ASHS will track the CSI 500 Index, composed of the 500 smallest and most liquid stocks in the China A-Share market. At the end of April, the fund was tilted significantly to industrials, but was relatively light on high-growth plays like telecommunications and Internet, the filing said.
“If the new funds do what they say they’re going to do, they’ll still lose money because their indexes comprise sectors that are under pressure and have low investor demand,” James McDonald, chief investment officer at Index Strategy Advisors, said in a telephone interview, underscoring his current skepticism about A-Shares ETFs in general.
First Trust is changing its actively managed First Trust Tactical High Yield ETF (HYLS | D) to include floating-rate bank loans and futures.
Effective July 11, the fund, which currently is heavily weighted to junk bonds (27 percent), will invest up to 40 percent of its assets in bank loans; with 15 percent in junior loans, and the rest in first-lien senior secured floating-rate bank loans, according to a regulatory filing.

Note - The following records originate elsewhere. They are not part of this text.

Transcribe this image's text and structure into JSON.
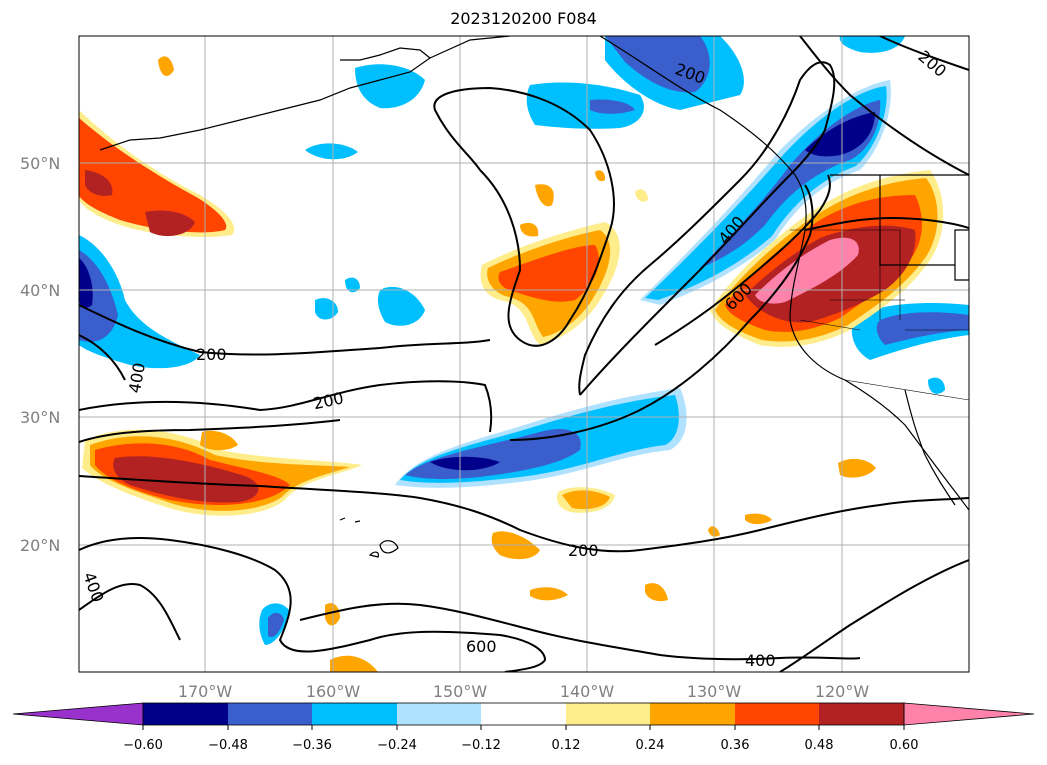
{
  "title": "2023120200 F084",
  "map": {
    "lat_labels": [
      "50°N",
      "40°N",
      "30°N",
      "20°N"
    ],
    "lon_labels": [
      "170°W",
      "160°W",
      "150°W",
      "140°W",
      "130°W",
      "120°W"
    ],
    "contour_labels": [
      "200",
      "200",
      "200",
      "200",
      "400",
      "400",
      "400",
      "400",
      "600",
      "600",
      "200"
    ]
  },
  "colorbar": {
    "ticks": [
      "−0.60",
      "−0.48",
      "−0.36",
      "−0.24",
      "−0.12",
      "0.12",
      "0.24",
      "0.36",
      "0.48",
      "0.60"
    ],
    "colors": [
      "#9932cc",
      "#00008b",
      "#3a5fcd",
      "#00bfff",
      "#b0e2ff",
      "#ffffff",
      "#ffec8b",
      "#ffa500",
      "#ff4500",
      "#b22222",
      "#ff82ab"
    ]
  }
}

Unlike fixed-rate debt securities, prices on floating-rate securities are less sensitive to fluctuations in the interest rates because the coupons of the bond adjust regularly, partially offsetting the impact of changes in interest rates.
The Federal Reserve has signaled its intentions to raise rates sooner rather than later in 2015 as it continues to taper its bond-buying program.
Also, the fund is investing up to 30 percent of its assets in U.S. exchange-traded options on futures contracts and U.S. exchange-traded futures contracts.
HYLS, which launched in February 2013, now has $100 million in assets under management, according to data compiled by ETF.com Analytics.